Will they ever stop using the word “piracy” in official documents? Anyway, this is officially confirming what we already knew. The US lets it be known that they will apply pressure to aid its copyright pimps abroad (WAPO via /.). What that will amount to in the long run is uncertain. For now, we’re seeing diplomatic strong-arming and blackmail. Down the line, I wouldn’t surprised if the next thing will be a “war on pirates” (since the other “wars” on such broad ideas as drugs, poverty and terror are going so well). Now that would really be something to crunch, linguistically speaking. Talk about polemical tabloid terminology and a match made in heaven.
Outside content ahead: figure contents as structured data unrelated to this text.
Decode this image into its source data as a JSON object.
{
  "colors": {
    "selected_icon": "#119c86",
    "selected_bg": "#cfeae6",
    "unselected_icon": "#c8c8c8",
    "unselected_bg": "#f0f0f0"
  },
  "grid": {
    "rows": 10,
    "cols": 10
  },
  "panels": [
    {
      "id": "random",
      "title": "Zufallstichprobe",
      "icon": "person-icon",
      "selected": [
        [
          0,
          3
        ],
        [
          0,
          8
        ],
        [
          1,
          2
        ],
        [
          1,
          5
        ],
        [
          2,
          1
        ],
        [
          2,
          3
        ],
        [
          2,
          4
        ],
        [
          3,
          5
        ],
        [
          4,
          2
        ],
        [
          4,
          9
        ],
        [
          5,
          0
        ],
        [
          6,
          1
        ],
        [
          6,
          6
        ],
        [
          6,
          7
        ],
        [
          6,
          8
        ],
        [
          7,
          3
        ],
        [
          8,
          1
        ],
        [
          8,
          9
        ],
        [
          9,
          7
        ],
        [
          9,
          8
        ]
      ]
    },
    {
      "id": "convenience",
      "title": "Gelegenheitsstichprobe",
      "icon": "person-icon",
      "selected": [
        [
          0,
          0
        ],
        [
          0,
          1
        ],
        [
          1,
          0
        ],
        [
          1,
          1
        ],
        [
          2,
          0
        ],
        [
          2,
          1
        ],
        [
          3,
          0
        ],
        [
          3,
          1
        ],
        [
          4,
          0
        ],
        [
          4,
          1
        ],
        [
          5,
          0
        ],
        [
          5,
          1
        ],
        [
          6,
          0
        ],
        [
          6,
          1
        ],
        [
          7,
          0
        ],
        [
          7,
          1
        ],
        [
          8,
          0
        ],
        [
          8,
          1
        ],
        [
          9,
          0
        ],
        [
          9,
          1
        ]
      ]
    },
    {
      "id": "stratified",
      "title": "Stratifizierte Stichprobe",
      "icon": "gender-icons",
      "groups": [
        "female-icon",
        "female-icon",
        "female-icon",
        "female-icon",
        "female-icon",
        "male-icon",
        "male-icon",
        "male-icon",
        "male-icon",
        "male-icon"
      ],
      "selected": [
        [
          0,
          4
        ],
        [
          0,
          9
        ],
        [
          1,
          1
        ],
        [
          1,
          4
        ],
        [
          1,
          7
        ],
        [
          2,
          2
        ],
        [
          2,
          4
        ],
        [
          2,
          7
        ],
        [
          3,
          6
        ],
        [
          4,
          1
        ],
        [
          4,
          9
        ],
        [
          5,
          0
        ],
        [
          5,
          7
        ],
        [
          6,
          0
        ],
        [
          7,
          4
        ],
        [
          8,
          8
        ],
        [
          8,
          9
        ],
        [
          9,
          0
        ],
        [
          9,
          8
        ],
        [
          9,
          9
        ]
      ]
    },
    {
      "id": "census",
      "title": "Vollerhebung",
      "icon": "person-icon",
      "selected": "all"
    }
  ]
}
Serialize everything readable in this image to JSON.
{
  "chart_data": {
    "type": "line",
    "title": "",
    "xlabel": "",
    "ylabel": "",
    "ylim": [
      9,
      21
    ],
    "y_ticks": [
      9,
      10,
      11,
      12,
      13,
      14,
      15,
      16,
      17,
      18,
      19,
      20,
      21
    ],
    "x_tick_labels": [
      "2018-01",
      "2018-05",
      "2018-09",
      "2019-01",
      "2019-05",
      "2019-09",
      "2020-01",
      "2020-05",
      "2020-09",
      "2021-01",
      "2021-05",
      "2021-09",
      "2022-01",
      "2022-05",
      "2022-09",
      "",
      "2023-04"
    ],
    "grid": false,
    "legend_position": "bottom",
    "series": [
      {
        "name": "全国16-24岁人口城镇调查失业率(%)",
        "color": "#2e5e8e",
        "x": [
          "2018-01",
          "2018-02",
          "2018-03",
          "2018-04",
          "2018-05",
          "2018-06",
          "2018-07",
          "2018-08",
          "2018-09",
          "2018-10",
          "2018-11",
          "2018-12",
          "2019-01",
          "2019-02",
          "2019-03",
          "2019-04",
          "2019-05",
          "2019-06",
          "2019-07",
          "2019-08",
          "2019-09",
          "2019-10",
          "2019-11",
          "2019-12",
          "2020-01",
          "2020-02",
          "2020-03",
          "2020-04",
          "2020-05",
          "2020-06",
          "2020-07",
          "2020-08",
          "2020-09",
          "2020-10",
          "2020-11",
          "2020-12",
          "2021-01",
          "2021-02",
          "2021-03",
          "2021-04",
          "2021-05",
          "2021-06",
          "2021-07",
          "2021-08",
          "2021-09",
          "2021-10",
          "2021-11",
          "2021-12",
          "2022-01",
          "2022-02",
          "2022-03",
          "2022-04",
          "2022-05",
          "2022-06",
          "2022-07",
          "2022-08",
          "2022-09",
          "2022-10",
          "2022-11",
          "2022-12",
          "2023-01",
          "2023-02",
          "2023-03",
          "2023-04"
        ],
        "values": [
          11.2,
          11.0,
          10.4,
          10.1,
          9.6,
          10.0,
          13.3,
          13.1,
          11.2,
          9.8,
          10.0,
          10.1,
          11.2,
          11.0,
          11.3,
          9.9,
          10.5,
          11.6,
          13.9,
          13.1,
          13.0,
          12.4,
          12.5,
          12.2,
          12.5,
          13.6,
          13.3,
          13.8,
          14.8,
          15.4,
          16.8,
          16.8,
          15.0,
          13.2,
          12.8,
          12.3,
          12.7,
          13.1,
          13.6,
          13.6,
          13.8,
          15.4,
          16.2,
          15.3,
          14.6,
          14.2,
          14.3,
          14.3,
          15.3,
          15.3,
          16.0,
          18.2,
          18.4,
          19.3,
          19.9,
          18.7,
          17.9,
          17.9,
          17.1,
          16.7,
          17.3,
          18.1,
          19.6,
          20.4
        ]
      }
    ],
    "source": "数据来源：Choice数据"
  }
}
Not that the US hasn’t already been doing this sort of thing covertly and on the side. Remember how they rushed in to write Iraqi copyright laws as soon as Baghdad was under control, way ahead of more pressing matters like infrastructure or law and order. Or a year later when they introduced new legislation in Iraq that outlawed the saving of seeds and ruined biodiversity in what is one of the cradles of agriculture. Oh, and then they re-wrote copyright laws in Afghanistan as well. See a pattern emerging?
The article also provides further corroboration of the claim that The Pirate Bay was taken down due to US pressure. The peculiar raid being just a month after a high-level visit to the US by Swedish representatives.
Claes Hammar, Swedish minister for trade and economic affairs, said U.S. authorities noted that copyrighted Swedish material, as well as U.S. movies and music, was being stolen on the Pirate Bay.“We don’t like to be seen as negligent and losing out rather than cooperating with the U.S. and other markets,” Hammar said.
It should be dawning, even on the most hardened fans of all things American, that the US is a much bigger and broader threat than previously realized. It is amusing though to see conservatives and liberals speak out in ways that (unwittingly perhaps) puts them on a collision course with their tyrannical fatherland of choice. One has to admit that no one can make enemies quite like the US. And that it is ironic that this finally stirs some anti-american rhetoric among the Swedish right. The killing of a quarter of million Iraqis however didn’t prove to be worth their time though. I don’t claim to be any less egotistical, I’m just saying that it’s ironic.